Arkadaşların gelince kahvaltınıza başlamıştınız.
-Ellerine sağlık Maviş.
-Sağ ol Jongjong. Hadi acele edelim de derse geç kalmayalım.
-Tamam, hadi gidelim.
Hazırlanıp, yola koyulmuştunuz okula doğru. Bugün profesör Lee ile çalışman vardı. Arkadaşlarınla vedalaşıp odasına ilerlemeye başladın. Yolda asistanı Minho’dan seni beklediğini de öğrenince kapıyı tıklattıktan sonra gir komutunu duyamasan bile girmekte sakınca olmadığını düşündün. Sonuçta seni bekliyordu, değil mi?
Odanın kapısını tam açtığında içeriden de açılmıştı. Hışımla içeriden çıkana baktığında Lara olduğunu görmüştün. Sana sinirle bakıp omzuna çarparak gitmişti. Arkasından anlamaz gözlerle bakarken içeri ilerledin.
-Profesör? Müsait misiniz?
-Ah, evet gel Maviş.
-İyi misiniz, yüzünüzün rengi değişmiş.
-Özür dilerim.
-Efendim? Niçin özür diliyorsunuz ki?
-Ya, az önce Lara çıktı odadan görmüşsündür değil mi? Saçma sapan konuşuyordu senin hakkında. Ben de ona söyledim.
-Neyi söylediniz? Ne söyledi ki hakkımda?
-Saçma şeyler işte boş ver. Evli olduğunu, Jongin’le evlendiğini söyledim. Sinirle çıktı ağzımdan, özür dilerim. Ama herhalde kimseye söylemez.
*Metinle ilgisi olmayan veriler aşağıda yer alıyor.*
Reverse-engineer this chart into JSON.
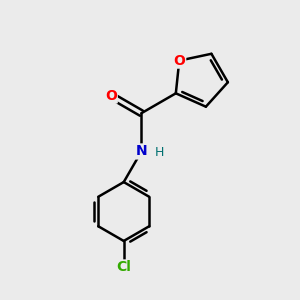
{
  "background_color": "#ebebeb",
  "bond_color": "#000000",
  "O_color": "#ff0000",
  "N_color": "#0000cc",
  "Cl_color": "#33aa00",
  "H_color": "#007070",
  "line_width": 1.8,
  "figsize": [
    3.0,
    3.0
  ],
  "dpi": 100,
  "xlim": [
    0,
    10
  ],
  "ylim": [
    0,
    10
  ]
}
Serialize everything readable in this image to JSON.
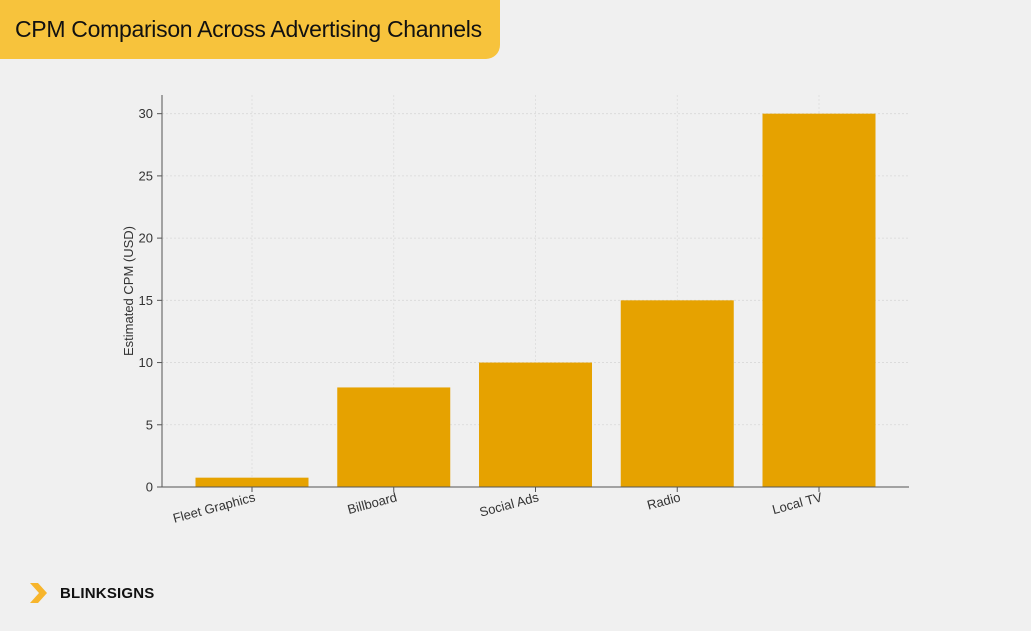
{
  "header": {
    "title": "CPM Comparison Across Advertising Channels"
  },
  "brand": {
    "name": "BLINKSIGNS",
    "logo_icon": "chevron-right-icon",
    "logo_color": "#f7b52c"
  },
  "colors": {
    "banner": "#f7c33c",
    "bar": "#e6a200",
    "background": "#f0f0f0"
  },
  "chart_data": {
    "type": "bar",
    "title": "",
    "xlabel": "",
    "ylabel": "Estimated CPM (USD)",
    "categories": [
      "Fleet Graphics",
      "Billboard",
      "Social Ads",
      "Radio",
      "Local TV"
    ],
    "values": [
      0.75,
      8,
      10,
      15,
      30
    ],
    "ylim": [
      0,
      31.5
    ],
    "yticks": [
      0,
      5,
      10,
      15,
      20,
      25,
      30
    ],
    "ytick_labels": [
      "0",
      "5",
      "10",
      "15",
      "20",
      "25",
      "30"
    ],
    "grid": true,
    "legend": "none"
  }
}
-Ah, önemli değil profesör. Sonuçta bu gerçek. Herkes öğrense de sıkıntı olmaz. Sizin için de sıkıntı olmazsa çalışmaya başlayalım mı? İlk sunuma az bir zaman kaldı sonuçta. Ne dersiniz?
-Tamam hadi başlayalım.
Ne olacak ki diye geçirmiştin içinden, herkes bilse de bu bir şeyi değiştirir miydi? Sonuçta onunla evlenmiştin bir şekilde ve bu herkes bilse de bilmese de gerçekti. Gizli tutmaya çalışmanın bir anlamı var mıydı?